À l’intersection de la sociologie des mobilités et de la sociologie visuelle, la méthode du convoi complète le répertoire des deux en faisant usage de l’évolution des technologies embarquées dans l’automobilité tout en étudiant les limites de l’automobile dans les pratiques d’avenir. Avec une dimension participative, elle évite des conceptions déterministes et behaviouristes de l’espace physique. Cette méthode ayant été développée pour le périurbain résidentiel suédois à partir des questions concernant les mobilités quotidiennes, elle est inévitablement marquée par ces conditions de création. Alors qu’elle est vouée à être transposée dans d’autres contextes, son application est limitée aux espaces et à la recherche où elle s’avère pertinente. Finalement, si le protocole de recherche est particulièrement accessible et flexible, les conditions matérielles de sa mise en oeuvre sont indéniablement contraignantes et exigent un certain nombre de moyens aussi bien du côté de la recherche que des participants.

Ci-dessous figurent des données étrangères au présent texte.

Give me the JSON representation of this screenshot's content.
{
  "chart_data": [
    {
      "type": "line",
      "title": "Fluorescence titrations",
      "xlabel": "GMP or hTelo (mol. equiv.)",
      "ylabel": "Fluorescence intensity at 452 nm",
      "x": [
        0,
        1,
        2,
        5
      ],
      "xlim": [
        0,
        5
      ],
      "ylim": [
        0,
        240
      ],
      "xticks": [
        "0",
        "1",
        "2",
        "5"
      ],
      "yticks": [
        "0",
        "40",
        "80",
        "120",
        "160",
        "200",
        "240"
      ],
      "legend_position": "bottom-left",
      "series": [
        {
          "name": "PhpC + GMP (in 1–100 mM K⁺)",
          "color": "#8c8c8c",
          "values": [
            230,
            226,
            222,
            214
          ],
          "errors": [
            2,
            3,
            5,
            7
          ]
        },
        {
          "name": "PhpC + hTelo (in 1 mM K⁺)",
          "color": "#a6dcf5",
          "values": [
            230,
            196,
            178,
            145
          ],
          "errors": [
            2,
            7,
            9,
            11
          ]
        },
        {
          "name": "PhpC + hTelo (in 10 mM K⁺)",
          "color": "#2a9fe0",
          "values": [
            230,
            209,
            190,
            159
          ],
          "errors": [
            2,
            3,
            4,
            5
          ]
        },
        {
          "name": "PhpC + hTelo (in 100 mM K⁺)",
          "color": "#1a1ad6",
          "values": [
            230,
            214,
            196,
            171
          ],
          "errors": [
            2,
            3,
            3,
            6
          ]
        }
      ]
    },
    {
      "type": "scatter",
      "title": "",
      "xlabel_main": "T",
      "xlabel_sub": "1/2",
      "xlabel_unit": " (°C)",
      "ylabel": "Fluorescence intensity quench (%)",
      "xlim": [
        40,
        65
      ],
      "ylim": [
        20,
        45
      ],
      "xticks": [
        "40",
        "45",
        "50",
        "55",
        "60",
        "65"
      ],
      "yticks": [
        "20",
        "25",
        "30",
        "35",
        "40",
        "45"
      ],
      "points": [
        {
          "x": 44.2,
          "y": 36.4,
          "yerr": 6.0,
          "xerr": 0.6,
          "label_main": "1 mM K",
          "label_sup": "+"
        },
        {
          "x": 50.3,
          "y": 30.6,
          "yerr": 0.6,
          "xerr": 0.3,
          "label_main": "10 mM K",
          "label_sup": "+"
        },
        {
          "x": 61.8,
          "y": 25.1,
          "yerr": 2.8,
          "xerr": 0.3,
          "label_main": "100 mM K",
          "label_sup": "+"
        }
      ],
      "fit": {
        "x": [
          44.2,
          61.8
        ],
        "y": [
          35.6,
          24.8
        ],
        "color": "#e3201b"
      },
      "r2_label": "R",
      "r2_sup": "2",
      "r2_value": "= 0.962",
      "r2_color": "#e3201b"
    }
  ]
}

La vérité sociologique qu’apporte le convoi filmé ne permet donc pas de multiplier des instants reproductibles de ce dernier, pas plus que son apport méthodologique n’offre la possibilité de se voir transplanter à l’identique dans d’autres terrains. Sa force réside dans le fait de saisir au sens fort la contingence et la fragilité des récits dans une relation de recherche, la complexité irréductible des rapports à l’espace tels qu’ils sont médiés par la voiture et les efforts toujours situés et toujours renouvelés pour favoriser, ou faire échouer, la collaboration autour d’une recherche ethnographique et d’une question sur un avenir partagé.